By bhakti-yoga one can completely avoid the tendency for sinful life; other methods are not very feasible. Therefore the Vedic literature concludes that devotional service is more important than the methods of karma-kāṇḍa and jñāna-kāṇḍa. Only the path of devotional service is auspicious for everyone. Fruitive activities and speculative knowledge cannot independently liberate anyone, but devotional service, independent of karma and jñāna, is so potent that one who has fixed his mind at the lotus feet of Kṛṣṇa is guaranteed not to meet the Yamadūtas, the order carriers of Yamarāja, even in dreams.
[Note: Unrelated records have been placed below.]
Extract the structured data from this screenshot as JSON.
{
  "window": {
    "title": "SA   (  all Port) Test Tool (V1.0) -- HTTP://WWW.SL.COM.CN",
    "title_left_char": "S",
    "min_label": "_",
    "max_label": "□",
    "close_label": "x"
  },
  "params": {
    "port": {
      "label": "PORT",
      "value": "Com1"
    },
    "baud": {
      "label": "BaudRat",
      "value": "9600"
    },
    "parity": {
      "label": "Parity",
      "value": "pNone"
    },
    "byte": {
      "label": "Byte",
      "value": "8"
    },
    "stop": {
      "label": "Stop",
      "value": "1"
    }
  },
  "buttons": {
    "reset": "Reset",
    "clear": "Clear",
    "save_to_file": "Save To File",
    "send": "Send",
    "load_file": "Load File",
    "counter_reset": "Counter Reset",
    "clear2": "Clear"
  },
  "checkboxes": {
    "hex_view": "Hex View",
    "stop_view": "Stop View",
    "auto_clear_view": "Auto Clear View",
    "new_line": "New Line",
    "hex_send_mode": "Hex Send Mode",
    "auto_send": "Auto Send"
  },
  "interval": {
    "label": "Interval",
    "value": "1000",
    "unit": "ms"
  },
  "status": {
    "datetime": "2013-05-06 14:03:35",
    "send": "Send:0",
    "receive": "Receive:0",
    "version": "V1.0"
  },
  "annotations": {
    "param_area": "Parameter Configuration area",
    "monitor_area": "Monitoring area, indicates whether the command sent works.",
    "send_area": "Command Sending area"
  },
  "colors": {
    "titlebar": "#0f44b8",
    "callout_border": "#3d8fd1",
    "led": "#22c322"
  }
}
To prove the strength of devotional service, Śukadeva Gosvāmī described the history of Ajāmila. Ajāmila was a resident of Kānyakubja (the modern Kanauj). He was trained by his parents to become a perfect brāhmaṇa by studying the Vedas and following the regulative principles, but because of his past, this youthful brāhmaṇa was somehow attracted by a prostitute, and because of her association he became most fallen and abandoned all regulative principles. Ajāmila begot in the womb of the prostitute ten sons, the last of whom was called Nārāyaṇa. At the time of Ajāmila's death, when the order carriers of Yamarāja came to take him, he loudly called the name Nārāyaṇa in fear because he was attached to his youngest son. Thus he remembered the original Nārāyaṇa, Lord Viṣṇu. Although he did not chant the holy name of Nārāyaṇa completely offenselessly, it acted nevertheless. As soon as he chanted the holy name of Nārāyaṇa, the order carriers of Lord Viṣṇu immediately appeared on the scene. A discussion ensued between the order carriers of Lord Viṣṇu and those of Yamarāja, and by hearing that discussion Ajāmila was liberated. He could then understand the bad effect of fruitive activities and could also understand how exalted is the process of devotional service.